- Campaign of Bugha al-Kabir in the Caucasus: Part of the Arab campaigns in the Caucasus
| Date | 853 – early 854 |
| Location | Darial Gorge, southern slopes of the Greater Caucasus (present-day border of Russia and Georgia) |
| Result | Inconclusive |

Belligerents
- Tsanars: Abbasid Caliphate

Commanders and leaders
- Unknown Tsanar commander: Bugha al-Kabir

Strength
- Unknown: ~120,000 (according to medieval sources)

Casualties and losses
- Unknown: Heavy

= Campaign of Bugha al-Kabir in Caucasus =

The campaign of Bugha al-Kabir in the Caucasus was fought in 853 – early 854 between the Tsanars (Sanars), a warlike Caucasian people inhabiting the area around the Darial Pass, and the army of the Abbasid Caliphate under the Turkic general Bugha al-Kabir (also known as Bugha al-Turki).

== Background ==
In 852, a rebellion broke out in Armīniya (the Abbasid province in the Caucasus), resulting in the assassination of the Caliph's governor.

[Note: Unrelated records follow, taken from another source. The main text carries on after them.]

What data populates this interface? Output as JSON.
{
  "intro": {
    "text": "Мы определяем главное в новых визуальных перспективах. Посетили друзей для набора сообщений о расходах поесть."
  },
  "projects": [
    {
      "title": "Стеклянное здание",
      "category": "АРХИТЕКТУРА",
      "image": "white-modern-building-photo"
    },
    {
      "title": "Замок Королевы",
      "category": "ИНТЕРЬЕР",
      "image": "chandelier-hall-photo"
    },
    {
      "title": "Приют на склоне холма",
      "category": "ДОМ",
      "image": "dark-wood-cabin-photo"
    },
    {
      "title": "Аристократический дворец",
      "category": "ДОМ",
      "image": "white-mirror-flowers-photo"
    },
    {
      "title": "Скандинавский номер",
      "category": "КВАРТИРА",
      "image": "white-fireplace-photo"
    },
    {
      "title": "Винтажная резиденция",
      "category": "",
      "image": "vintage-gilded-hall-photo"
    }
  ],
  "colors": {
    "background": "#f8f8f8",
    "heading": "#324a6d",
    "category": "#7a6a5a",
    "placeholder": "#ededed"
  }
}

Caliph al-Mutawakkil (r. 847–861) dispatched a large punitive expedition under Bugha al-Kabir to subdue the region and restore Caliphal authority.

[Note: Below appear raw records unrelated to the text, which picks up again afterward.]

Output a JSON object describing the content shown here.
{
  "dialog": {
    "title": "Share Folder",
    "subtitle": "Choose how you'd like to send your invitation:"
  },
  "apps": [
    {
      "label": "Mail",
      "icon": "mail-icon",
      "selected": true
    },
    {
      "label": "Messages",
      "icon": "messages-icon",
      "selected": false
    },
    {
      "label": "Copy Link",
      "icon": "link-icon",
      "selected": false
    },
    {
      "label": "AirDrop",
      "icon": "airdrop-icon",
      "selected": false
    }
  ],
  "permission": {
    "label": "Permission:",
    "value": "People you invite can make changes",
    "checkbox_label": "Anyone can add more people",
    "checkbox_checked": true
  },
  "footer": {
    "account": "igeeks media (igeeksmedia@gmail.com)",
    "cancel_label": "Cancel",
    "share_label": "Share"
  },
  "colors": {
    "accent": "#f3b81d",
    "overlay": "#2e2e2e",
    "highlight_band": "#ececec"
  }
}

In August 853, Bugha captured and burned Tbilisi, executing its emir, Isḥāq b. Ismāʿīl. He then advanced northward into the mountains to punish the Tsanars, who were allies of the defeated emir and had long resisted Arab rule.

== The campaign ==
As Bugha's army advanced through the Darial Gorge—the main pass connecting the North and South Caucasus—the Tsanars ambushed them in the narrow defile. According to the 9th-century Arab historian al-Ya'qubi, Bugha was defeated by the Sanars (Tsanars). The Armenian historian Tovma Artsruni adds that the Tsanars repulsed the invading army nineteen times over nine days.

However, despite this tactical defeat, Bugha later managed to negotiate with the inhabitants of the mountainous region of Mituleti, who agreed to submit and gave 300 hostages, allowing the Abbasids to secure the Darial Pass. Harsh winter conditions and heavy snowfall contributed to the Tsanars' initial success but also hampered both sides.

== Aftermath ==
Bugha withdrew to Armenia but did not launch another campaign specifically against the Tsanars. The Caliphate had achieved its primary goal: the capture of Tbilisi and the reassertion of control over the strategic Darial route. Nevertheless, the Tsanars preserved their autonomy in their mountain strongholds. By the 10th century, they gradually merged with neighboring Georgian and Nakh-speaking peoples.

== Historical significance ==
This campaign is regarded as one of the most significant episodes in Tsanar history. The tribe left its name in the historic region of Tsanareti (Georgian: წანარეთი) and is considered one of the ancestral groups of the modern Ingush and Chechen peoples.